Generalstreik im Baskenland, in Katalonien und Galicien

Von Ingo Niebel *

Das Baskenland bereitet sich auf seinen dritten Generalstreik innerhalb von anderthalb Jahren vor. Grund für den von den baskischen Mehrheitsgewerkschaften für den heutigen Donnerstag (27. Jan.) ausgerufenen Ausstand sind die beabsichtigte Verlängerung der Lebensarbeitszeit auf 67 Jahre und die von der Regierung in Madrid angestrebte Rentenreform.

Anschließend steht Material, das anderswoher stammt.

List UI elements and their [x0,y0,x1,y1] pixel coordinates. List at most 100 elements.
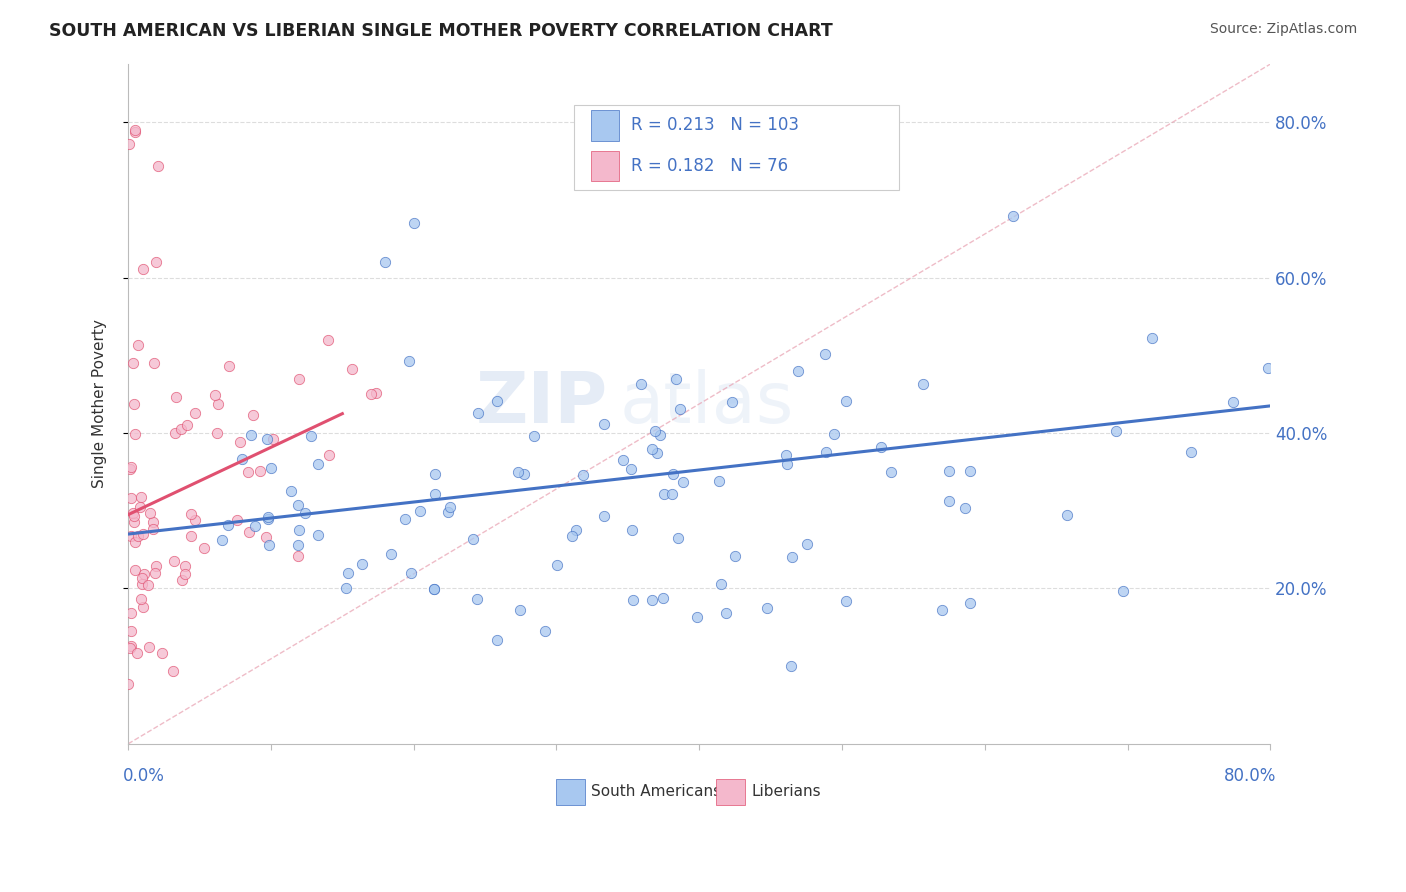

Den Protest in Euskadi begleiten weitere regionale Streiks in Galicien und Katalonien.

Während dessen in Madrid die Gewerkschaftsbünde UGT und CCOO weiter ergebnislos mit der Regierung von Premier José Luis Rodríguez Zapatero (PSOE) und den Unternehmern über einen Kompromiß bei der Rentenreform verhandeln, wurden am Mittwoch im Baskenland die letzten Details für die Notversorgung in Krankenhäusern und öffentlichem Verkehr ausgehandelt. Die linke Tageszeitung Gara erklärte sich solidarisch mit dem Generalstreik und kündigte am Mittwoch auf ihrer Internetseite an, daß die Redaktion deshalb der Arbeit fernbleibe und es so keine Donnerstagausgabe gäbe.

Kämpferisch gibt sich auch die Generalsekretärin der linksnationalen Arbeiterversammlungen (LAB), Ainhoa Etxaide. Zusammen mit der größeren Baskischen Arbeitersolidarität (ELA) gehört die LAB neben drei kleineren Branchengewerkschaften zu den Triebkräften der Streikbewegung. Im Gespräch mit junge Welt zeigt sie sich selbstbewußt. Hinter der LAB, die sich als Klassenorganisation versteht, stehen im spanischen Königreich und in der französischen Republik 45000 Gewerkschaftsmitglieder, die 4400 Betriebs- und Personalräte stellen. Den »Sozialdialog« in Madrid lehnt Etxaide ab. Dies sein keine effiziente Strategie zur Verteidigung der Arbeiterrechte. »Es ist bedauerlich, daß im spanischen Staat die meisten Arbeitsplätze und die meisten Rechte vernichtet wurden und gleichzeitig die wenigsten Arbeitskämpfe stattfinden.« Bisher hat es nur einen spanienweiten Generalstreik im vergangenen September gegeben.

Mit Blick auf die von Madrid geplante »Rente mit 67« sagte Etxaide: »Wir halten es für widerwärtig, dem Finanzsystem das staatliche Pensionswesen zu schenken. Tausenden von Arbeitern wird man so das Recht auf eine Pension nehmen.« Die Gewerkschafterin geht aber noch einen Schritt weiter: Der Streik solle sich nicht nur gegen eine konkrete Maßnahme richten, sondern den Beginn eines grundlegenden Wechsels in Politik und Wirtschaft markieren. »Wenn wir auf diese Krise zurückschauen, wollen wir sagen können: Das war die Krise, die definitiv einen Bruch zwischen der Gesellschaft und der politischen Macht bedeutete und die dazu führte, tatsächlich eine politische Alternative anzustoßen.« Und die sieht, so Etxaide, die baskische Unabhängigkeit vor: »Um sozialistisch zu sein, benötigen wir Instrumente, die uns garantieren, einen Staat zu haben.«

Gemeinsam mit der ELA und den drei kleineren Partnern vertreten die baskischen Gewerkschaften 52 Prozent der organisierten Arbeiter in Euskadi. Die spanienweit führenden Gewerkschaftsbünde Allgemeine Arbeiterunion (UGT) und die Arbeiterkommissionen (CCOO) stehen hier in der zweiten Reihe und unterstützen die Kampfmaßnahmen ihrer baskischen Kollegen in der Regel nicht. Neben politisch-ideologischen Differenzen spielt dabei die Finanzierung der Gewerkschaftsarbeit eine wichtige Rolle. UGT und CCOO erhalten staatliche Zuwendungen in mehrstelliger Millionenhöhe, während ELA und LAB sich zu 90 Prozent aus Mitgliedsbeiträgen finanzieren.